What is Group lasso?
What is Group lasso?
The group lasso is an extension of the lasso to do variable selection on (predefined) groups of variables in linear regression models. We further use a two-stage procedure which aims for sparser models than the group lasso, leading to improved prediction performance for some cases.
Can lasso be used for classification Python?
1 Answer. LASSO is for regression type of machine learning. There are two types: Classification and Regression. Perhaps you should try Random forest classification instead.
What is L1 and L2 regularization?
L1 regularization gives output in binary weights from 0 to 1 for the model’s features and is adopted for decreasing the number of features in a huge dimensional dataset. L2 regularization disperse the error terms in all the weights that leads to more accurate customized final models.
Should I use ridge or lasso?
Lasso tends to do well if there are a small number of significant parameters and the others are close to zero (ergo: when only a few predictors actually influence the response). Ridge works well if there are many large parameters of about the same value (ergo: when most predictors impact the response).
Which is the best sparse group lasso for Python?
So yesterday I launched a new package for python: asgl (the name comes from Adaptive Sparse Group Lasso) that adds a lot of features that were already available in R packages but not in python, like solving sparse group lasso models, and goes beyond that, adding extra features that improve the results that sparse group lasso can provide.

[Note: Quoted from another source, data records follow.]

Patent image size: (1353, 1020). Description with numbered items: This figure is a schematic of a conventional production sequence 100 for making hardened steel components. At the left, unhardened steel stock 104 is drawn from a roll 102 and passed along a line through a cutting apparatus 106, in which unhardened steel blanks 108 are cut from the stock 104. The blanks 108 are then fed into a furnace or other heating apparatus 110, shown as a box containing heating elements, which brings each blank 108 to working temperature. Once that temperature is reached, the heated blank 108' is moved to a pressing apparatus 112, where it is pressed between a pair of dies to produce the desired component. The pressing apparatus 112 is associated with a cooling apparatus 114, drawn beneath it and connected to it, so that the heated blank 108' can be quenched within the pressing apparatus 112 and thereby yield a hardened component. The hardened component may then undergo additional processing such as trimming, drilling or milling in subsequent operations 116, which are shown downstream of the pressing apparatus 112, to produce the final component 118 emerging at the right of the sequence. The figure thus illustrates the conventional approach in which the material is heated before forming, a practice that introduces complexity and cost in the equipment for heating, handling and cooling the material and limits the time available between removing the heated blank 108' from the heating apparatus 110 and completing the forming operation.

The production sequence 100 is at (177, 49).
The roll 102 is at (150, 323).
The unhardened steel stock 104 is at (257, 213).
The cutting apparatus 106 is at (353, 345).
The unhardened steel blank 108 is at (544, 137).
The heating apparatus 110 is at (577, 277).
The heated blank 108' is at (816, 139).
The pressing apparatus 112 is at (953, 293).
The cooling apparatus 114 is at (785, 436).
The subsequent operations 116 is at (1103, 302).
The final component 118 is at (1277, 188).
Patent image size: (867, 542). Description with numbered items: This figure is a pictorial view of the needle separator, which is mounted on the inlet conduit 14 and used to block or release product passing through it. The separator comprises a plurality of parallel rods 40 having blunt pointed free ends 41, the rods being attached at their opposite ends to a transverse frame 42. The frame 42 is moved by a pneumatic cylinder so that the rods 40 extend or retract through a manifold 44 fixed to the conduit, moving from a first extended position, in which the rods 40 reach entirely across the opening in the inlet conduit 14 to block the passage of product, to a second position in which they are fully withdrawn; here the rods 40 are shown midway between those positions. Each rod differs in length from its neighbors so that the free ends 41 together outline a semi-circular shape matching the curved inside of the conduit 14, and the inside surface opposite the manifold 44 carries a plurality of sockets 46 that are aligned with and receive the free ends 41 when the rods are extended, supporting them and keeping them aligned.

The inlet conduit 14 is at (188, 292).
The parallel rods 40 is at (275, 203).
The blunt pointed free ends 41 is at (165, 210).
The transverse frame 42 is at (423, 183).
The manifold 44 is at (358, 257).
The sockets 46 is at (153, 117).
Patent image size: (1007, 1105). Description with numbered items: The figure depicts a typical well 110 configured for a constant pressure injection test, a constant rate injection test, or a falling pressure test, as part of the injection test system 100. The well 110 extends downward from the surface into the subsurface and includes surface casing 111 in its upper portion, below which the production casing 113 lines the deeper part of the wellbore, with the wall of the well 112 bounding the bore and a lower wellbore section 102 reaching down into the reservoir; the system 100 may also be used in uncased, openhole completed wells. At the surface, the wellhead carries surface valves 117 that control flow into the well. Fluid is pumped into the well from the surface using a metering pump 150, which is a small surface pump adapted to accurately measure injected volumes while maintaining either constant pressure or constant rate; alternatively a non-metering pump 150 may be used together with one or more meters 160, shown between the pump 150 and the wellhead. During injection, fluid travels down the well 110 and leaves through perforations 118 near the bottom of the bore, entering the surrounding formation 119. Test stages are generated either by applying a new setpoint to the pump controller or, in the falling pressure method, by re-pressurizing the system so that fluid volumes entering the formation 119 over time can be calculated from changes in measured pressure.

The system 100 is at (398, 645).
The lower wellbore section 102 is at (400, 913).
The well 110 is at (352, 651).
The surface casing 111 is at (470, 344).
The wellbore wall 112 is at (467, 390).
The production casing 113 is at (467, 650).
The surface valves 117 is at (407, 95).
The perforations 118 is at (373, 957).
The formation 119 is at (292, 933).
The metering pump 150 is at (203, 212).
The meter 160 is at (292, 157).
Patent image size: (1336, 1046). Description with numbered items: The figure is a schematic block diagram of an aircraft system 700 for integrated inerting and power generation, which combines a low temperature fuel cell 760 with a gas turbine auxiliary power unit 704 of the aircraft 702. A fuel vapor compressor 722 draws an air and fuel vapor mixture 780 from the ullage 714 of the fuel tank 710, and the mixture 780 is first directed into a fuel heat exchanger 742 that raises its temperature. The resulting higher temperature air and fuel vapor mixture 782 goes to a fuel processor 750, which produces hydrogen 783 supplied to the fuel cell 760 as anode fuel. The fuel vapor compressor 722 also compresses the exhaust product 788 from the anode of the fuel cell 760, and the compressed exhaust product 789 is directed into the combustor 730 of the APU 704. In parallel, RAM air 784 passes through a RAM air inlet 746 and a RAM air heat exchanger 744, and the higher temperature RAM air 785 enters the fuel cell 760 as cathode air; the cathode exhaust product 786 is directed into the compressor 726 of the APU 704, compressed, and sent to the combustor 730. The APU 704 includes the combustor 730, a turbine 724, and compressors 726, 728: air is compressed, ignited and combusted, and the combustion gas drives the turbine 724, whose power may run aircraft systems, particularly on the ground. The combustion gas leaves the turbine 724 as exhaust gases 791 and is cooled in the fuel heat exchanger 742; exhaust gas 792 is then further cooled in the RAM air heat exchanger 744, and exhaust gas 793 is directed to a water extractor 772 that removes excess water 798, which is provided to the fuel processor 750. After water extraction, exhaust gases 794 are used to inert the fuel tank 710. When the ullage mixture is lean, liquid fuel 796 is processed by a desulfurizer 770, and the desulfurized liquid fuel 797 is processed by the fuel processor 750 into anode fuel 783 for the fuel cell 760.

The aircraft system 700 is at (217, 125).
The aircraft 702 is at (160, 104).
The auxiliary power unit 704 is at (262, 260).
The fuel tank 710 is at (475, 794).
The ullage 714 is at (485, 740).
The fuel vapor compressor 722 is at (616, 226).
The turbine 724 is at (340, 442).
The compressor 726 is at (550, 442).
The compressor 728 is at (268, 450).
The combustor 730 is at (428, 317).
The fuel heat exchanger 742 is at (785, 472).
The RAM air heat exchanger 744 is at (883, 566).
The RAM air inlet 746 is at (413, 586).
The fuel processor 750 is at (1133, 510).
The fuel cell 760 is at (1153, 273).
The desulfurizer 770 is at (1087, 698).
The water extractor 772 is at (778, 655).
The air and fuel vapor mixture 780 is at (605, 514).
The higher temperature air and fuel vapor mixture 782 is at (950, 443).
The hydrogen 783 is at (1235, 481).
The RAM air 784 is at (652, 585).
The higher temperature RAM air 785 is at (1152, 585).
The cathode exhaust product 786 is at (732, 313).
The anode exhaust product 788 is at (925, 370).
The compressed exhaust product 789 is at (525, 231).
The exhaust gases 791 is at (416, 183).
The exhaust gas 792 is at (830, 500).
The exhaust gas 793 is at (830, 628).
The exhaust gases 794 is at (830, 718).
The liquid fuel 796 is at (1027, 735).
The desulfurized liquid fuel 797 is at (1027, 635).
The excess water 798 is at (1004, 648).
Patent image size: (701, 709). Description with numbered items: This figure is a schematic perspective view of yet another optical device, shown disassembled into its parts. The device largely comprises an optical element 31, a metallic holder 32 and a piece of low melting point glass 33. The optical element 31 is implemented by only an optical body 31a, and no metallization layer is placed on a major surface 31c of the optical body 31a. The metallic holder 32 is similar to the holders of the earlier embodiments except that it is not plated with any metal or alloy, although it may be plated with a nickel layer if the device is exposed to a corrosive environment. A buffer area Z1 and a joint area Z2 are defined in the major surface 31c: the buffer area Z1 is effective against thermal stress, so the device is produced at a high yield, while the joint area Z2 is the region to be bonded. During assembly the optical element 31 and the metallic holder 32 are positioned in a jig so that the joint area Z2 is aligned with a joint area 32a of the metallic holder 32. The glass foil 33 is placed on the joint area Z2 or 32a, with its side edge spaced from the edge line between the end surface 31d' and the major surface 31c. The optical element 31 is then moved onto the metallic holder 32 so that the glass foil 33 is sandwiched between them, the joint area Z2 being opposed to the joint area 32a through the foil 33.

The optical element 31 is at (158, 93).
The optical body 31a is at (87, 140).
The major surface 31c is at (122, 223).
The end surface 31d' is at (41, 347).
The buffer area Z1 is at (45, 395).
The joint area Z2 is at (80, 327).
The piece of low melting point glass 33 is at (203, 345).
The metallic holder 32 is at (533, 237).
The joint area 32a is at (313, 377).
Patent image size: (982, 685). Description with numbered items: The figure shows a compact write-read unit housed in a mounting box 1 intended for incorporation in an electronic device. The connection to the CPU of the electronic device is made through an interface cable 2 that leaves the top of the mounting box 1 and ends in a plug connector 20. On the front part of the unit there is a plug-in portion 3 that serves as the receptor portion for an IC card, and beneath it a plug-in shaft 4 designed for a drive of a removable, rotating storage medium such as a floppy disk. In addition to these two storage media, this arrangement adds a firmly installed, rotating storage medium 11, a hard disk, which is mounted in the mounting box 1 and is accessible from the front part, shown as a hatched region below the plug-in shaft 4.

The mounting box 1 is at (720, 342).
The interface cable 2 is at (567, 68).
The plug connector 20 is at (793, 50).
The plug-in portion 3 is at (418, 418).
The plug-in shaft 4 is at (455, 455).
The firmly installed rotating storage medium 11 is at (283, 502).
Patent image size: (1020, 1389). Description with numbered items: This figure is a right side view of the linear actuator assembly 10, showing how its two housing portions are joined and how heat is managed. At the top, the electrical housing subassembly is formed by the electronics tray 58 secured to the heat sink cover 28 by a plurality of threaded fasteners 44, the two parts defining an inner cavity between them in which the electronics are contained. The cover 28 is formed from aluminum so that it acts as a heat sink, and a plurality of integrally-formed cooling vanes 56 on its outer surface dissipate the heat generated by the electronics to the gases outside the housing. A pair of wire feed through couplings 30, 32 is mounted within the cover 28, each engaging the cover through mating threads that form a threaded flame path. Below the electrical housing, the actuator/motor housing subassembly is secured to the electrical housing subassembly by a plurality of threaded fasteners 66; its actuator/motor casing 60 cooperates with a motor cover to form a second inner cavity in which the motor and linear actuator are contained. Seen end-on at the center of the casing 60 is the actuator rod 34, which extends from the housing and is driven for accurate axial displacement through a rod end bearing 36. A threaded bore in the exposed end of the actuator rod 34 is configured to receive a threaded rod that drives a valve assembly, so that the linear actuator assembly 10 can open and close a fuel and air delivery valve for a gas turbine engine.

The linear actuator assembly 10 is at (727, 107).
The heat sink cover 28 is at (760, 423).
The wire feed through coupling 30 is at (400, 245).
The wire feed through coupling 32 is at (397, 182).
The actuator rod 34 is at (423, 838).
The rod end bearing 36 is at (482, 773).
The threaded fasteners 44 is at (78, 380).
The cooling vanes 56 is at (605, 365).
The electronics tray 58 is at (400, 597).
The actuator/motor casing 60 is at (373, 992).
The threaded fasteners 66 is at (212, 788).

How to install group lasso in Python 3?
Group-lasso requires Python 3.5+, numpy and scikit-learn. To install group-lasso via pip, simply run the command: pip install group-lasso. Alternatively, you can manually pull this repository and run the setup.py file: git clone https://github.com/yngvem/group-lasso.git cd group-lasso python setup.py.
Is the group lasso library compatible with SciPy?
The group-lasso python library is modelled after the scikit-learn API and should be fully compliant with the scikit-learn ecosystem. Consequently, the group-lasso library depends on numpy, scipy and scikit-learn.
How is group Lasso used in machine learning?
Fast group lasso regularised linear models in a sklearn-style API. The group lasso [1] regulariser is a well known method to achieve structured sparsity in machine learning and statistics.